I’m assuming when I call this fin block sleep API, I can give it a time to pause before powering down the pi, so that means I’m meant to shut down the pi nicely? But the normal linux shutdown command isn’t available in my container (with or without sudo). And couldn’t find anything on the internet about shutting down the linux system on a Fin.
So the questions:
Do I actually need to shutdown the pi nicely? I assume so to avoid the traditional filesystem issues…
how do I shutdown the pi nicely from a container?
Some more information on this in the docs would be really useful, surely it’s quite a common thing to do? And make fin-block much more discoverable, took me ages to find it, lots of old links to it are broke. Or document a simpler alternative if one exists. IFor someone who has never used docker/containers before it was quite a stumbling block having to figure out how multi-container development works, figure out docker-compose.yml files (no simple examples easily found) etc just so I can sleep the device for a time.
Hmm well I have the shutdown command working, but it doesn’t appear to be waking up again.
The shutdown command: is that shutting down:
a) just the pi’s host OS?
b) the full balena fin board including the co-processor?
i.e. will issuing the API shutdown command allow the sleep to wake up again? and will the services all start again? At this point it shuts down as expected, then lights come back on, but services never start.
I’m issuing the following commands:
os.system('curl -v POST localhost:1337/sleep --data \'{{"sleepTime" : {},"sleepDelay" : 30}}\' --header "Content-Type: application/json"'.format(interval));
os.system('curl -X POST --header "Content-Type:application/json" "{}/v1/shutdown?apikey={}"'.format(BALENA_SUPERVISOR_ADDRESS, BALENA_SUPERVISOR_API_KEY))
The shutdown command is just that, shut down everything gracefully, so you can remove power.
Wake up is not included in it.
If you want to reboot the device, there’s a separate command for that.
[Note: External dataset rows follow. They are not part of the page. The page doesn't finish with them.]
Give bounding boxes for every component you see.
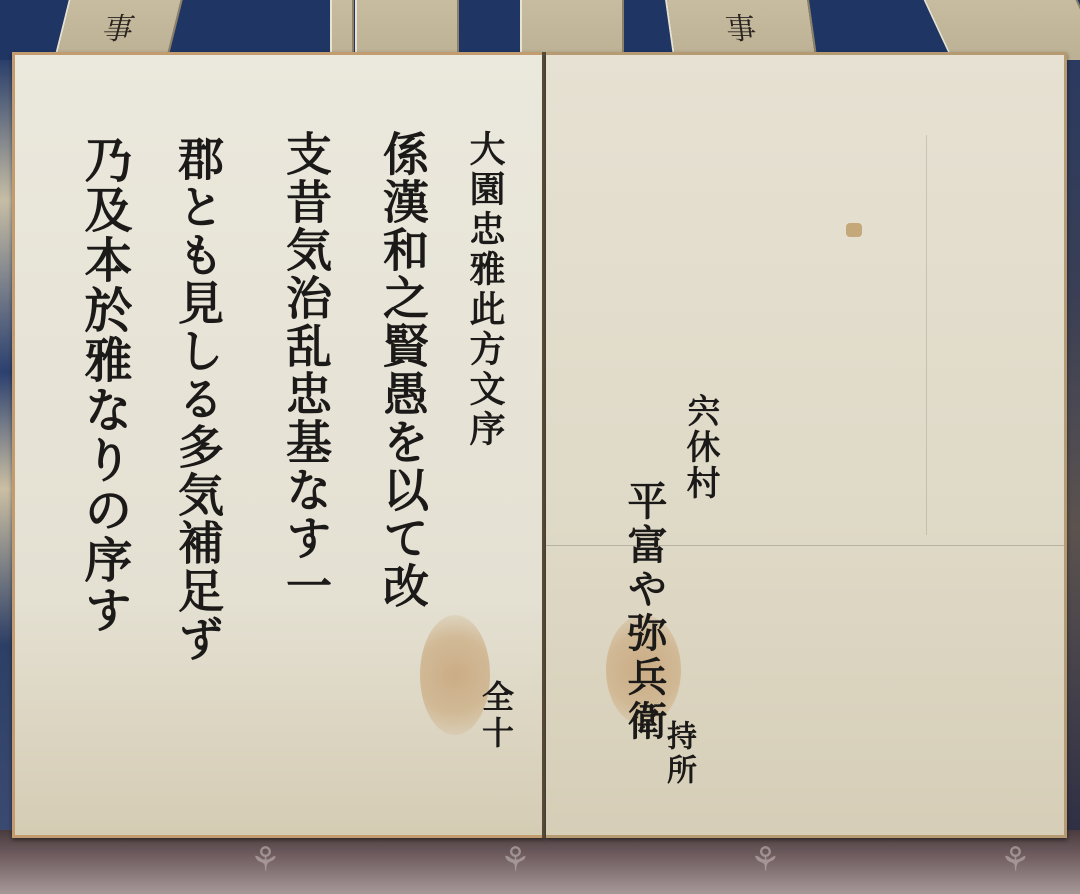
owner-suffix-column: 持所 [656,720,700,788]
sprig-pattern-icon: ⚘ [750,840,780,880]
paper-crease [926,135,927,535]
text-column: 郡とも見しる多気補足ず [165,135,231,663]
volume-mark: 全十 [473,680,519,752]
village-name-column: 宍休村 [676,393,725,501]
fan-strip-glyph: 事 [723,4,759,48]
sprig-pattern-icon: ⚘ [500,840,530,880]
text-column: 係漢和之賢愚を以て改 [370,130,436,610]
text-column: 乃及本於雅なりの序す [70,135,139,635]
fan-strip-glyph: 事 [99,4,140,48]
sprig-pattern-icon: ⚘ [1000,840,1030,880]
title-column: 大園忠雅此方文序 [460,130,511,450]
left-page: 大園忠雅此方文序 係漢和之賢愚を以て改 支昔気治乱忠基なす一 郡とも見しる多気補… [12,52,545,838]
text-column: 支昔気治乱忠基なす一 [273,130,339,610]
right-page: 宍休村 平富や弥兵衛 持所 [546,52,1067,838]
sprig-pattern-icon: ⚘ [250,840,280,880]
paper-spot [846,223,862,237]
open-book: 大園忠雅此方文序 係漢和之賢愚を以て改 支昔気治乱忠基なす一 郡とも見しる多気補… [12,52,1066,838]
table-cloth-bottom: ⚘ ⚘ ⚘ ⚘ [0,830,1080,894]
owner-name-column: 平富や弥兵衛 [616,480,673,744]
Stopping and starting containers are their own commands as well.
In all cases, your containers should come back up when your host OS boots again.
I have no experience with the fin-block and its implementation of the sleep function.
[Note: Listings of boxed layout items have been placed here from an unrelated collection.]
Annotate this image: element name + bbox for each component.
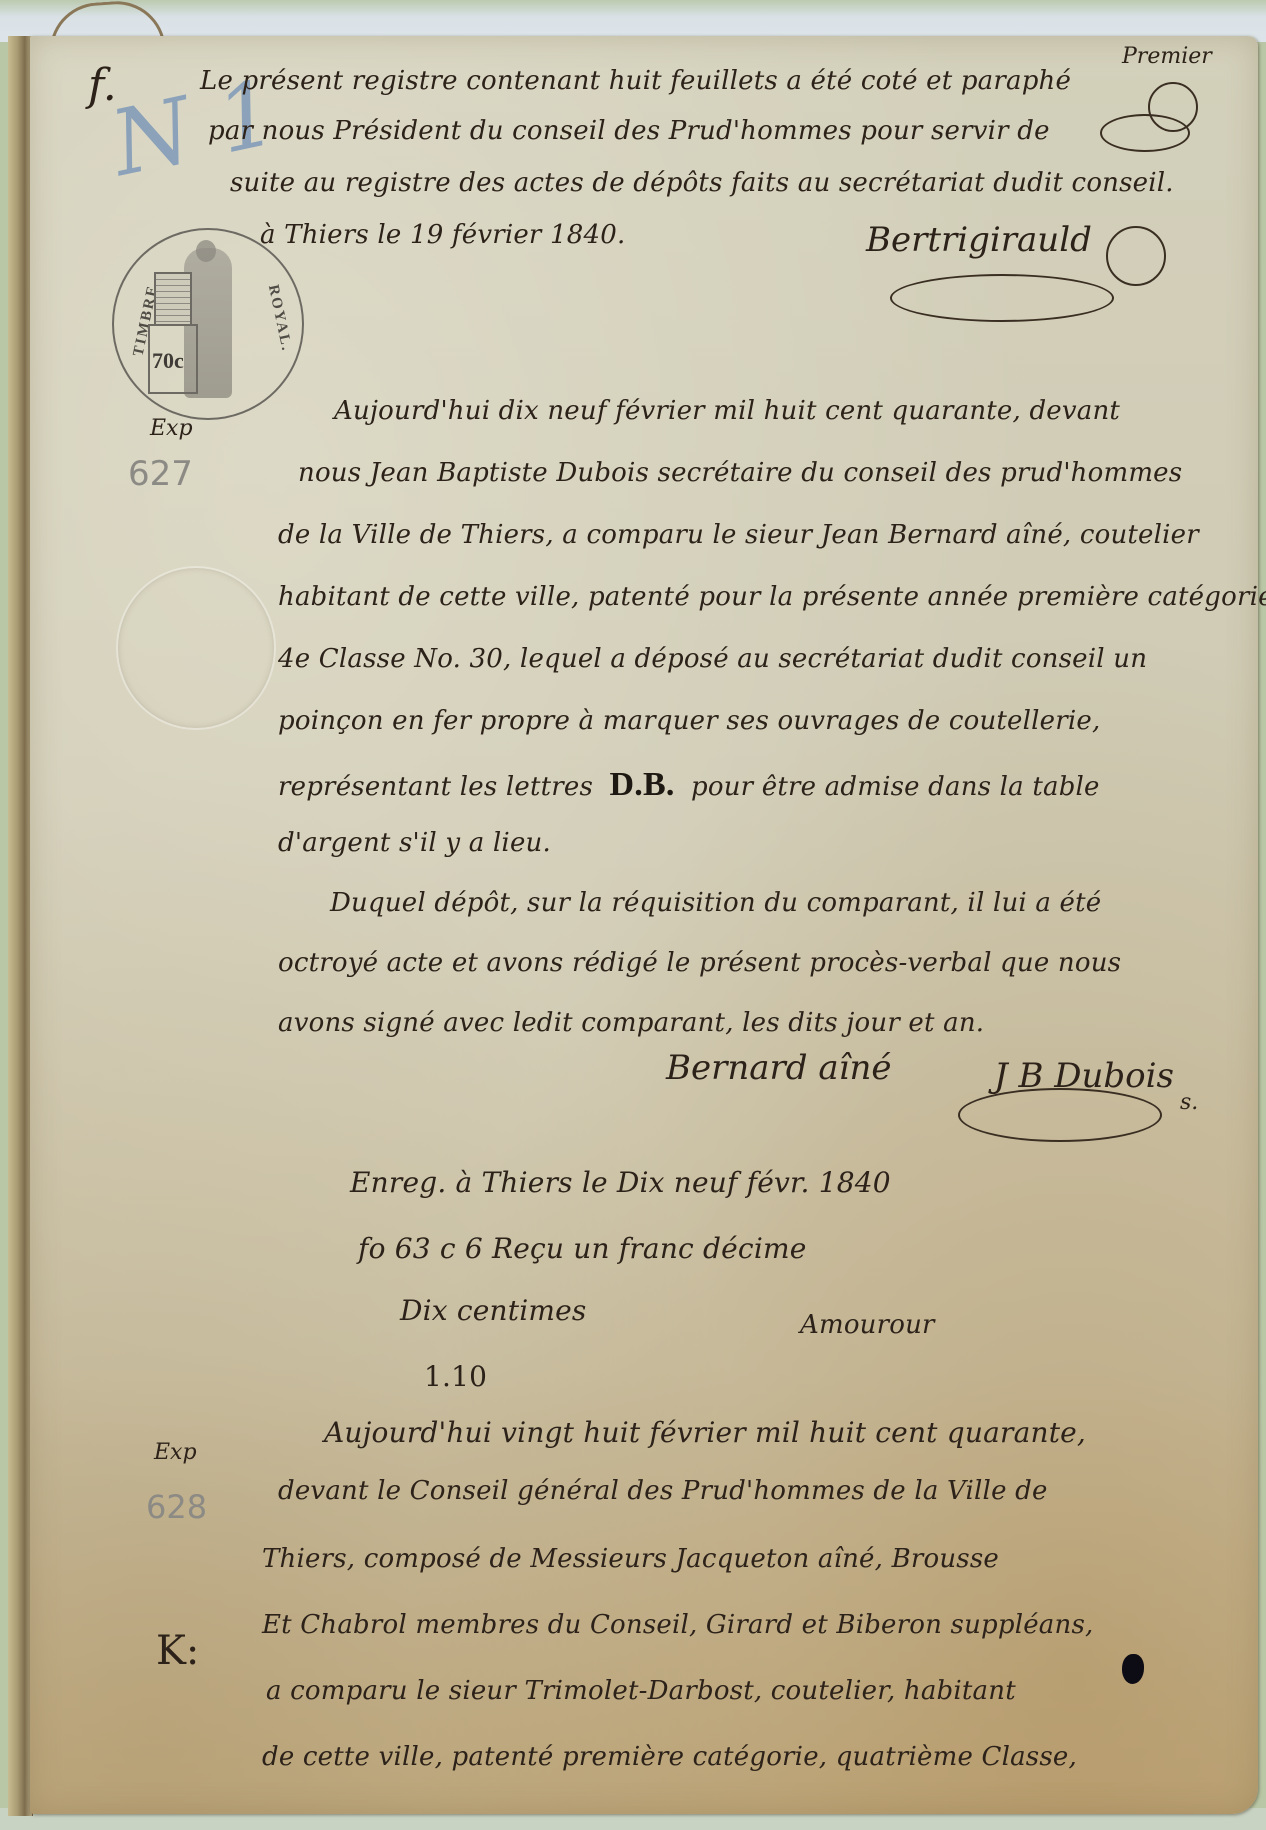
- act1-closing-3: avons signé avec ledit comparant, les di…: [278, 1008, 984, 1038]
- act2-margin-mark: K:: [156, 1628, 199, 1674]
- registration-line-1: Enreg. à Thiers le Dix neuf févr. 1840: [350, 1166, 891, 1199]
- act2-line-6: de cette ville, patenté première catégor…: [262, 1742, 1077, 1772]
- registration-amount: 1.10: [424, 1360, 487, 1393]
- law-tablet-icon: [154, 272, 192, 326]
- act1-pencil-number: 627: [128, 454, 193, 494]
- act1-closing-1: Duquel dépôt, sur la réquisition du comp…: [330, 888, 1101, 918]
- act1-line-2: nous Jean Baptiste Dubois secrétaire du …: [298, 458, 1182, 488]
- blind-embossed-stamp: [116, 566, 276, 730]
- act2-line-4: Et Chabrol membres du Conseil, Girard et…: [262, 1610, 1093, 1640]
- registration-line-3: Dix centimes: [400, 1294, 586, 1327]
- signature-bernard: Bernard aîné: [666, 1048, 892, 1088]
- ink-blot: [1122, 1654, 1144, 1684]
- act1-line-4: habitant de cette ville, patenté pour la…: [278, 582, 1266, 612]
- act1-line-8: d'argent s'il y a lieu.: [278, 828, 551, 858]
- registrar-signature: Amourour: [800, 1310, 935, 1340]
- act1-line-3: de la Ville de Thiers, a comparu le sieu…: [278, 520, 1199, 550]
- signature-flourish-icon: [890, 274, 1114, 322]
- act1-line-1: Aujourd'hui dix neuf février mil huit ce…: [334, 396, 1120, 426]
- act2-margin-label: Exp: [154, 1440, 197, 1465]
- header-line-3: suite au registre des actes de dépôts fa…: [230, 168, 1174, 198]
- act1-line-5: 4e Classe No. 30, lequel a déposé au sec…: [278, 644, 1147, 674]
- act2-line-5: a comparu le sieur Trimolet-Darbost, cou…: [266, 1676, 1016, 1706]
- act2-pencil-number: 628: [146, 1488, 207, 1526]
- president-signature: Bertrigirauld: [866, 220, 1092, 260]
- corner-note: Premier: [1122, 44, 1212, 69]
- act1-margin-label: Exp: [150, 416, 193, 441]
- dubois-suffix: s.: [1180, 1090, 1198, 1115]
- punch-mark-letters: D.B.: [602, 766, 683, 803]
- paraph-loop-icon: [1100, 114, 1190, 152]
- register-page: f. N 1 Premier Le présent registre conte…: [30, 36, 1258, 1814]
- registration-line-2: fo 63 c 6 Reçu un franc décime: [358, 1232, 807, 1265]
- act1-closing-2: octroyé acte et avons rédigé le présent …: [278, 948, 1121, 978]
- act2-line-1: Aujourd'hui vingt huit février mil huit …: [324, 1416, 1086, 1449]
- header-line-1: Le présent registre contenant huit feuil…: [200, 66, 1071, 96]
- header-line-2: par nous Président du conseil des Prud'h…: [208, 116, 1050, 146]
- act1-line-7-end: pour être admise dans la table: [691, 772, 1100, 802]
- stamp-text-right: ROYAL.: [264, 283, 295, 354]
- act1-line-7-start: représentant les lettres: [278, 772, 593, 802]
- stamp-value: 70c: [152, 348, 184, 374]
- timbre-royal-stamp: TIMBRE ROYAL. 70c: [112, 228, 304, 420]
- act2-line-3: Thiers, composé de Messieurs Jacqueton a…: [262, 1544, 999, 1574]
- act1-line-7: représentant les lettres D.B. pour être …: [278, 766, 1100, 804]
- dubois-flourish-icon: [958, 1088, 1162, 1142]
- header-line-4: à Thiers le 19 février 1840.: [260, 220, 625, 250]
- act1-line-6: poinçon en fer propre à marquer ses ouvr…: [278, 706, 1100, 736]
- signature-paraph-icon: [1106, 226, 1166, 286]
- act2-line-2: devant le Conseil général des Prud'homme…: [278, 1476, 1048, 1506]
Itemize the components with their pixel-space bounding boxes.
I might be able to experiment a little with it somewhere this week though.
The host OS should be pretty well designed against data corruption, so I think the main question is how your containers behave.
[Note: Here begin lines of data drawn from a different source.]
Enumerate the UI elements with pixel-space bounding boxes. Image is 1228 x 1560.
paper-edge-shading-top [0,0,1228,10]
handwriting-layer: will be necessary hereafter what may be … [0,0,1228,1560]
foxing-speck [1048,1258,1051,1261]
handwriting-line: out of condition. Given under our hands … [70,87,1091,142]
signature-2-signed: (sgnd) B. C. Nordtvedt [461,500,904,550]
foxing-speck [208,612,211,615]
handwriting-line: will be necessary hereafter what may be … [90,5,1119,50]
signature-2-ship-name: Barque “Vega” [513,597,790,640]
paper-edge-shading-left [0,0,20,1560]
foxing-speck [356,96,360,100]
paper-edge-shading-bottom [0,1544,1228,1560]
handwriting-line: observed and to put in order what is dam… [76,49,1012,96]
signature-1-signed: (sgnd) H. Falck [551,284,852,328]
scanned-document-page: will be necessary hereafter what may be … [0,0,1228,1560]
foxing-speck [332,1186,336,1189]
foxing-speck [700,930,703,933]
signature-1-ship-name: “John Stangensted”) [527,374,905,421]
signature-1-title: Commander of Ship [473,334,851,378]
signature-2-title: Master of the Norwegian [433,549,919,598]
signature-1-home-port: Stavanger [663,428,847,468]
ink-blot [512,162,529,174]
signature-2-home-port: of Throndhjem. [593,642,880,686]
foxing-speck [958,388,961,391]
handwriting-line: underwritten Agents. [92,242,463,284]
Hey thanks for the reply - yeah I was wondering if shutting down my containers would be enough. But I’m assuming we could still corrupt the filesystem in the parent system.
Restart wouldn’t be a good idea because it’ll be re-booting when the pi power is cut.
From what I understand, the fin-block container provides a simple http accessible API to the co-processor functions. The sleep function in particular tells the FIN board co-processor to wake up at a certain time, and the pi, modem and all ports are shutdown.
Cheers
Hi yes I’m using the fin block container sleep command, which shuts down the device as expected, but still not 100% clear if it is shutting down the host OS cleanly. I suspect it is. I hope it is I can’t figure out how to issue a Host OS shutdown command from a container after I’ve told the fin block container to shutdown in X seconds. I just saw the message from @rahul-thakoor I couldn’t see a sleep command listed in the API docs when I looked months ago. And still nothing there:
Is that /sleep command you give for fin block? or the balena API?
I also have the occasional device that shuts down and won’t wake up again without a hard power off/on. Hard to diagnose what’s going on as they are out in the field, but I’m sure I saw one with lights on the device still, so it’s like it tried to shutdown, the logs say it did a shutdown, but didn’t actually shut all the way down and is stuck. Or it’s stuck coming back on. Not sure.
I guess my problem is I’m not sure if I’m using the fin block sleep command correctly. There’s very few examples of using this sleep mode online. Also in the logs it mentions looking for updates of the fin block firmware which I don’t understand, I wonder if it freezes sometimes when this happens? Should firmware updates be turned off in production? I don’t know.
Any ideas still welcome. We are waiting on some replacement boards arriving any day now, then I can do more testing.
As far as i know the device Compute Module that runs on the fin is shut down. And the co-processor is managing the shutdown/sleeping time. You can check the power usage meanwhile is sleeping. You can read more here.
Thanks for your feedback and i will see if someone from the balenaFin team can give you more insights about your questions.
You don’t have to bother calling the supervisor directly, as long as your fin-block has the supervisor-api capability in the docker-compose.yml file (template here ), you should be safe only using the /sleep command.